Money Matters: Taking funds out of 403b plan could result in big tax hit

Q. I am planning on retiring soon. My question is should I take funds out of my 403b plan to pay off a rental house my husband and I own? The rental income would be $1,600 per month and all major repairs are complete. My husband is still working and his net pay is around $3,500/month. Without a mortgage on the rental property we’d have this income which would be a nice supplement until I begin collecting Social Security in a couple of years at age 62. My social security benefit will be $1,500 and we plan for my husband to get half of that until he switches to his own benefit at age 65 or 70. We have about $40,000 in a money market so we’d need to take about half of my 403b which would be around $80,000 to pay off the $120,000 mortgage. In addition to the increased income stream, we think this would make sense because the mortgage interest rate is 4.75 percent and my 403b is only earning between 1.5 percent and 2.0 percent. We are uncomfortable with the stock market and feel like our money would be safer in the rental property. Is this a good plan for conservative investors?
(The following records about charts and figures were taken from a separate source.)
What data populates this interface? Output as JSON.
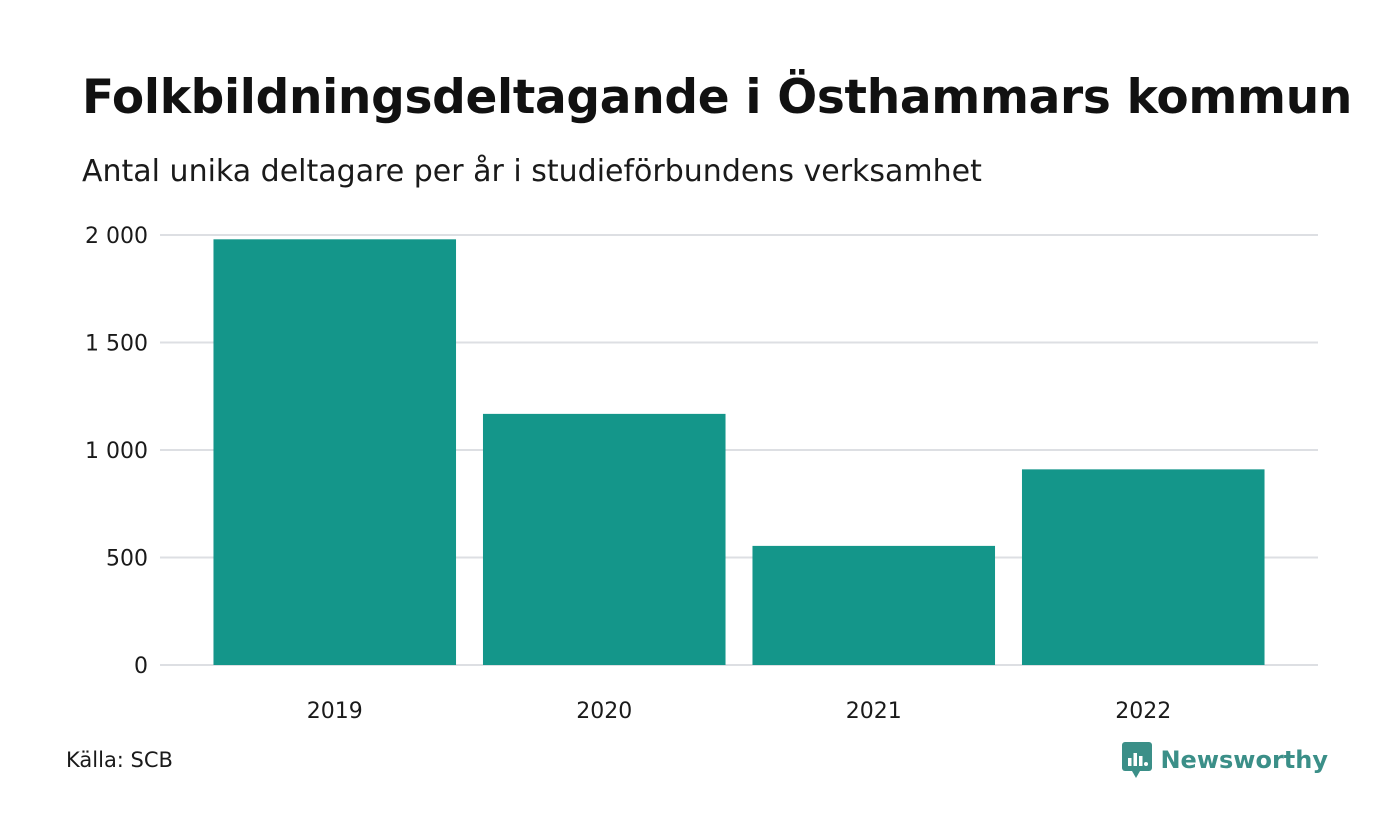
{
  "chart_data": {
    "type": "bar",
    "title": "Folkbildningsdeltagande i Östhammars kommun",
    "subtitle": "Antal unika deltagare per år i studieförbundens verksamhet",
    "categories": [
      "2019",
      "2020",
      "2021",
      "2022"
    ],
    "values": [
      1980,
      1168,
      554,
      910
    ],
    "ylim": [
      0,
      2000
    ],
    "yticks": [
      0,
      500,
      1000,
      1500,
      2000
    ],
    "ytick_labels": [
      "0",
      "500",
      "1 000",
      "1 500",
      "2 000"
    ],
    "grid": true,
    "bar_color": "#14968a",
    "grid_color": "#dddfe3"
  },
  "source": "Källa: SCB",
  "brand": {
    "name": "Newsworthy",
    "icon": "newsworthy-logo-icon",
    "color": "#3b8f88"
  }
}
A. It would be OK if it weren’t for those nasty income taxes owed on withdrawals from your 403b. If you want to net $80,000 you’d need to withdraw around $120,000 from your 403(b). This large of a withdrawal in addition to your husband’s income would place you the 25 percent to 28 percent federal income tax bracket and if your state has income tax you need to add another 5 percent. This makes the 4.75 percent mortgage interest rate look like a steal. You’d be much better off making small withdrawals from your 403b to help meet expenses until you begin your social security benefits.

You should also consider delaying your benefits until full retirement age or even to age 70. If you think you will live past age 82, you should be better off financially to wait until at least your full retirement age. Benefits increase 8 percent a year for each year they are delayed from age 62 until age 70 (they only increase if there are cost of living adjustments after age 70). Full retirement age is 66 for those born in 1943 - 1954 and gradually increases to age 67 for those born in 1960 or later. If your husband is still working, his benefit would be reduced by $1 for each $2 he earns over $15,720 (this dollar amount is adjusted for inflation each year) until the year he reaches his full retirement age. In the year he reaches full retirement age, benefits will be reduced by $1 for each $3 he earns over a different limit ($41,880 in 2015) until he reaches full retirement age. Once a person reaches full retirement age benefits are not reduced regardless of how much that person earns. If your husband is eligible for benefits based on his own earnings he cannot file for only spousal benefits and suspend his own until he reaches full retirement age.